Some fashion houses, in their efforts to create high quality collections while keeping costs low, search the world over for competent and cost-effective suppliers. A number of brands don’t even source their materials from a single country or manufacturer due to the differences in pricing and quality. As such, the “labelling” sometimes becomes an approximation, where a piece gets tagged as “Made in EU” (even if it was sewn in Asia) because the fabric and trimmings came from European regions. At other times, designers use the eclectic sourcing as license for clever labelling (e.g. “Designed in Paris”) to boost their appeal to consumer.


But does country of origin (COO) significantly affect the commercial potential of designer collections?
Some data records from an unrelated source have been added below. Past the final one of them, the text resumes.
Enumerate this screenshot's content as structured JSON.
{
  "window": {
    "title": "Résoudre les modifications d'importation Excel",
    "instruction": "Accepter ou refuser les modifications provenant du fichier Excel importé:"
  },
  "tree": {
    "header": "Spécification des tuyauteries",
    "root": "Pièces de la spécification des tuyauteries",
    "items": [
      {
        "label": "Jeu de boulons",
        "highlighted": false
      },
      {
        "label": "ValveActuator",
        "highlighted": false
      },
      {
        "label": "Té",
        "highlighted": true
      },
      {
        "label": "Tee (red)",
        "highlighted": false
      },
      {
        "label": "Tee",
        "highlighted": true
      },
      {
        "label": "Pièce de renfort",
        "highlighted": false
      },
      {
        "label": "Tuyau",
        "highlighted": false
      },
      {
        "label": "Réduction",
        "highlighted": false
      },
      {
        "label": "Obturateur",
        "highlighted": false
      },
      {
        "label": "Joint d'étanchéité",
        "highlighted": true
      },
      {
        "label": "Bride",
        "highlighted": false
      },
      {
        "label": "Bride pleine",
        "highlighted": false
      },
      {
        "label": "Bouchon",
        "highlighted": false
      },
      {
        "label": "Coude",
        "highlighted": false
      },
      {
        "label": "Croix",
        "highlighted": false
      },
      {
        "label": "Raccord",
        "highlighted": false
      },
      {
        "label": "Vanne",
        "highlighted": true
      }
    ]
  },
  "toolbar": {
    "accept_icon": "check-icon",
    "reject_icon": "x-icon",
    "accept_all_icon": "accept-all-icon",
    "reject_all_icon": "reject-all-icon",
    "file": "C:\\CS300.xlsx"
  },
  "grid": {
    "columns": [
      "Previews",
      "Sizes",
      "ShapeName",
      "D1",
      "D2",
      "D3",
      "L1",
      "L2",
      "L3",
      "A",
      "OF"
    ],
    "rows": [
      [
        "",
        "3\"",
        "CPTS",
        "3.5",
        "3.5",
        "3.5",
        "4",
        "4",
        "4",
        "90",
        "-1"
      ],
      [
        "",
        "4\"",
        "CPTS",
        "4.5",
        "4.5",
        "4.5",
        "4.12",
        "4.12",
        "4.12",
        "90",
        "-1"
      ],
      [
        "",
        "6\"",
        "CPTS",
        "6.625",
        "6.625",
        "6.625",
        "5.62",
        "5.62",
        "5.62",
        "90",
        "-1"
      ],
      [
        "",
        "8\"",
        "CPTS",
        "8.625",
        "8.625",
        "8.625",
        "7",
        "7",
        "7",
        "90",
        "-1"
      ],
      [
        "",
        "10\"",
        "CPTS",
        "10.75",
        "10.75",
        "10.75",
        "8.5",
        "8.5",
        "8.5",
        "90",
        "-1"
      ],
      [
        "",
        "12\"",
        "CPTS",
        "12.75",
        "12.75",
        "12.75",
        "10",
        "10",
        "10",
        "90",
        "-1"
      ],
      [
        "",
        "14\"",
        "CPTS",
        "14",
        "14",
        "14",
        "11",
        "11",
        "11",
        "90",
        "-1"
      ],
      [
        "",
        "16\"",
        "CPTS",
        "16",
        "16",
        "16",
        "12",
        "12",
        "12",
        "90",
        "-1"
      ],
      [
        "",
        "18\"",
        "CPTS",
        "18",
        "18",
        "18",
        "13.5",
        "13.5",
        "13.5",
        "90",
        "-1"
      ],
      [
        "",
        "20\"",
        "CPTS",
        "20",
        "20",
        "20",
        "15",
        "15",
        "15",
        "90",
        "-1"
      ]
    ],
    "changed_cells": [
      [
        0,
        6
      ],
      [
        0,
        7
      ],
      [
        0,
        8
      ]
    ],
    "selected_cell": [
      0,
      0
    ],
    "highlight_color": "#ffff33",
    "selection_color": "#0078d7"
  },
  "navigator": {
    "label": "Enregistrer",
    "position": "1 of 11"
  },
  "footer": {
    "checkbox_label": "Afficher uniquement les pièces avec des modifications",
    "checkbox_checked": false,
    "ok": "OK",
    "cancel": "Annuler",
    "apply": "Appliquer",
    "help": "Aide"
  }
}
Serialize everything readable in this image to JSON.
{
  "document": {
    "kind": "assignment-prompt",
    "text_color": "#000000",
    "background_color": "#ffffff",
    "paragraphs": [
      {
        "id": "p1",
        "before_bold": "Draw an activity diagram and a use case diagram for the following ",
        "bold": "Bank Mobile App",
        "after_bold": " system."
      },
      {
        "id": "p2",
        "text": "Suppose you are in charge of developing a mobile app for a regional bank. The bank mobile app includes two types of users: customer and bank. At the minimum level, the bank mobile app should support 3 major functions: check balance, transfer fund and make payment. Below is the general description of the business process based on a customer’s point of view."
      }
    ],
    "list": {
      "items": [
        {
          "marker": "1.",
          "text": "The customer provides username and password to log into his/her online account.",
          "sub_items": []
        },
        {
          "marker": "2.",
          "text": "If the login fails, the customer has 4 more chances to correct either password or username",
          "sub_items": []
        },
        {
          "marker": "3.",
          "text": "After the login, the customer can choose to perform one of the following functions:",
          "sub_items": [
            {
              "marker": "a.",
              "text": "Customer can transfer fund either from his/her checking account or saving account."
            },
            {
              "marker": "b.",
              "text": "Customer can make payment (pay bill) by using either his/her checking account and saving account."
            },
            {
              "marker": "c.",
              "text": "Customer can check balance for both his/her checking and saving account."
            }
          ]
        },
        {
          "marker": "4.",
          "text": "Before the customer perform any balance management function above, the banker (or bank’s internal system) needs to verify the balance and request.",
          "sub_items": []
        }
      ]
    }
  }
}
Convinced that it will boost their brand's commercial appeal, some designers tend to embellish the COO information

(image via theluxurycloset.com)


What the Studies Say


Some research findings indicate that the overall perception of a particular country, including traditions, economic status, history, and political background, affect how consumers perceive the products coming from that country. Although this effect varies depending on the product type, it is said to be strongest for luxury and durable goods.


That last bit should get your attention, as many designer apparel and accessories are generally considered luxury items. No wonder why some fashion brands make a big deal out of their “made in” labels.


Versace is Italy and Italy is Versace

(image via thefashionisto.com)


Research conducted by Barbara Mroz-Gorgon, Ph.D., in 2013, revealed that “the Versace brand was defined as the one reflecting the Italian climate” and was recognizable and identifiable with Italy and its reputation for apparel style and quality. This finding echoed a 1999 Goudge and Ivanov study that found consumers are less likely to buy Versace jeans if they were not sure they were made in Italy – a revelation that no doubt had many labels re-evaluate their branding efforts.


Modern Applications, Silver Linings


The “made-in image” has moved China to increase its focus on setting up manufacturing facilities in various parts of Europe in the last three years. It has also encouraged marketing experts to advocate branding strategies that incorporate the COO effect.


However, designers and business owners should not make too much of a fuss about the “made in” issue as it is just one aspect of marketing and selling products. If your label has established a solid reputation for quality and style, the emotional value of the country of origin effect will not be substantial enough to reduce your fashion collection’s commercial potential or diminish your brand image significantly.


Prada takes a calculated risk by having 20% of their luxury goods manufactured in China

(images via prada.com and forum.purseblog.com)


Take Prada, for example. Around 20% of the Italian fashion house’s collection is made in China. It also has sourced its sneakers in Vietnam. And its Miu Miu bags are labeled as “Made in Turkey.” Despite this, Prada still managed to gain 11.6% in sales in the first six months of this year.


It’s important for brand owners and fashion designers to create a coherent and clear marketing plan. This will help you avoid overly fixating on certain aspects of promoting a collection of accessories or clothing, to the point where you neglect what really matters to your label. Rather than obsessing over whether your clients prefer “Made in EU” or “Made in Bulgaria”, focus instead of delivering what they want to see and wear next season.